MARKET WATCH: Oil prices climb pending US, UK decisions on Syria

Crude oil prices settled at a 2-year high Aug. 28 on the New York futures market and also climbed on the London market, driven by continuing concerns that a potential military strike in Syria could disrupt world oil supplies coming from the Middle East.

Syria is not a major oil exporter, but traders and analysts suggest an escalating civil war in Syria could result in a wider regional conflict. Officials in Syria and Iran have warned regional chaos would result if the US follows through on its talk to launch military airstrikes on Syria.

The latest comments from the White House seem to indicate a short-term timetable for a possible intervention could face delays. Previously, US officials had talked of a strike “in coming days.”

But US President Barack Obama told PBS that he has yet to decide whether to launch a strike against the Syrian government for using a deadly chemical weapons on civilians on Aug. 21.

The administration believes Obama has authority to make the decision without approval from Congress. In 2011, some lawmakers criticized Obama for deciding to join a military mission in Libya without congressional approval.

British Prime Minister David Cameron faces opposition from politicians and others regarding a UK commitment to military action in Syria. Cameron was expected to present his case for military action to the British parliament Aug. 29.

Energy prices rise

In trading on New York and London markets on Aug. 28, prices moved up across the energy complex.

The October contract for benchmark US light, sweet crudes on the New York Mercantile Exchange rose $1.09, closing at $110.10/bbl on Aug. 28, which was crude’s highest settlement since May 3, 2011. The November crude contract climbed $1.07 to $109.37/bbl.

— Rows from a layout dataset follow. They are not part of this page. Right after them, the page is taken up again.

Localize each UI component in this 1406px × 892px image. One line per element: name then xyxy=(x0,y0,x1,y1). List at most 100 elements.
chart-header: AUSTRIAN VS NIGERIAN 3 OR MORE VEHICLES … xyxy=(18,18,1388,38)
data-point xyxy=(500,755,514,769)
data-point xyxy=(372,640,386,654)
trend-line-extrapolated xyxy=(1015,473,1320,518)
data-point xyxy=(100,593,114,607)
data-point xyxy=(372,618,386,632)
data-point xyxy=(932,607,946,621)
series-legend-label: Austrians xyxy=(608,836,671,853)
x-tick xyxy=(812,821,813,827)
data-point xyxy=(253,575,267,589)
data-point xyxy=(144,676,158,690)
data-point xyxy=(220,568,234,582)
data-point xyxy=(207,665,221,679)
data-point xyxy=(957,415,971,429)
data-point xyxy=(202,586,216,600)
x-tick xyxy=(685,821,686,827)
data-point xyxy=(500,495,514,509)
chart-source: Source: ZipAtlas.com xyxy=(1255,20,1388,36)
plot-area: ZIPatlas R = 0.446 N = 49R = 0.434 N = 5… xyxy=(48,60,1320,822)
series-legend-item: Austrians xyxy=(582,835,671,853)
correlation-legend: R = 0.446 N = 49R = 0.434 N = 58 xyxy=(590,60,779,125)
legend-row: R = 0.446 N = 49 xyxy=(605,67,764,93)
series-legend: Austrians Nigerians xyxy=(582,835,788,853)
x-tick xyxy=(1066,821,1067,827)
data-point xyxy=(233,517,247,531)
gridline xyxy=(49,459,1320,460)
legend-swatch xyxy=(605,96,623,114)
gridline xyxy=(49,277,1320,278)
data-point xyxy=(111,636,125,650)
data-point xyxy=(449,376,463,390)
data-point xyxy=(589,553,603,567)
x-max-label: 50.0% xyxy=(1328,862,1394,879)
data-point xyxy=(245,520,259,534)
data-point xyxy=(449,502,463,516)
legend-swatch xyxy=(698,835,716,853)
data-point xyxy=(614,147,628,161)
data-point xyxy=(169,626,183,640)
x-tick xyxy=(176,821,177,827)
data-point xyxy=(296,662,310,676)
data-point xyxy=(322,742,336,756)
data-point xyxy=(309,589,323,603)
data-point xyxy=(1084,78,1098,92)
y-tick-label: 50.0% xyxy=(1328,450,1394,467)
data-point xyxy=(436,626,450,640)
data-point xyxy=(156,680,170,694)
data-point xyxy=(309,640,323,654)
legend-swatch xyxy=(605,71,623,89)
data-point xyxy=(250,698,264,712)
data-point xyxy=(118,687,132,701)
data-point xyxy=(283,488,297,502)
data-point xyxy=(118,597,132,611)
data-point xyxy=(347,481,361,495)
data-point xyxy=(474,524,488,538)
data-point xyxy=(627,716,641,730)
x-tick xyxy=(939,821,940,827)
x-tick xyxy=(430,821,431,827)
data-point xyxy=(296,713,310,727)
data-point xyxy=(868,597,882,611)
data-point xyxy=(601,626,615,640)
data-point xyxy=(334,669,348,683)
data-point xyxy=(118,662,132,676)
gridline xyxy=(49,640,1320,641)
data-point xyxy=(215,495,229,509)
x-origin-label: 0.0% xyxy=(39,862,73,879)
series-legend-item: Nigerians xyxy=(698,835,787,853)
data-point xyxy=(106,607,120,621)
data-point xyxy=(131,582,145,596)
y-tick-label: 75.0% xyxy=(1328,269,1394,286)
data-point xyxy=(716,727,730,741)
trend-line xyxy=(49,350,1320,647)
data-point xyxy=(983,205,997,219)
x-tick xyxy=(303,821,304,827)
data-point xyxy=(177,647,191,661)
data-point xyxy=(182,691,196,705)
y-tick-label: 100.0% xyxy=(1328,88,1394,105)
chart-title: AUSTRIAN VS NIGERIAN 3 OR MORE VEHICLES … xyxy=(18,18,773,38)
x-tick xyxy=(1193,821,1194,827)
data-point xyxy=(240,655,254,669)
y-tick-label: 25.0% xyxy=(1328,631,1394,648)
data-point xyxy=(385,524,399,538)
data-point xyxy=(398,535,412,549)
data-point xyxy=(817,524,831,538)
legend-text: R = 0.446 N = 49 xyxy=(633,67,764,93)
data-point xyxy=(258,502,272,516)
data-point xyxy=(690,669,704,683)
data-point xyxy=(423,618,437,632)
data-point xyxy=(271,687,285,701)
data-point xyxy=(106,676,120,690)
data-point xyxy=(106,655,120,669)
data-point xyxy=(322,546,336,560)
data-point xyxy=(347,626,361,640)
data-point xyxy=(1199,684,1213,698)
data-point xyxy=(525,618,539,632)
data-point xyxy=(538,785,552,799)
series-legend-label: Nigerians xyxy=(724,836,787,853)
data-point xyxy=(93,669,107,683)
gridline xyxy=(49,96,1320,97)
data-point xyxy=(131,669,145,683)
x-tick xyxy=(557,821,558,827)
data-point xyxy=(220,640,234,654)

Heating oil for October delivery increased 4.6¢ to settle at $3.21/gal on NYMEX. Reformulated gasoline stock for oxygenate blending for September rose 6¢ to $3.09/gal.

The September natural gas contract was up by 3.3¢ to close at $3.567/MMbtu on NYMEX. On the US spot market, gas prices at Henry Hub, La., increased by 5¢ to a rounded $3.56/MMbtu.

In London, the October IPE contract for North Sea Brent crude climbed $2.25 to $116.61/bbl, marking its highest settlement since Feb. 19. The September contract for gas oil settled at $970/tonne, up $8.25 from the previous session.

The Organization of Petroleum Exporting Countries reported its basket of 12 benchmark crudes shot up $2.97 closing at $112.25/bbl on Aug. 28.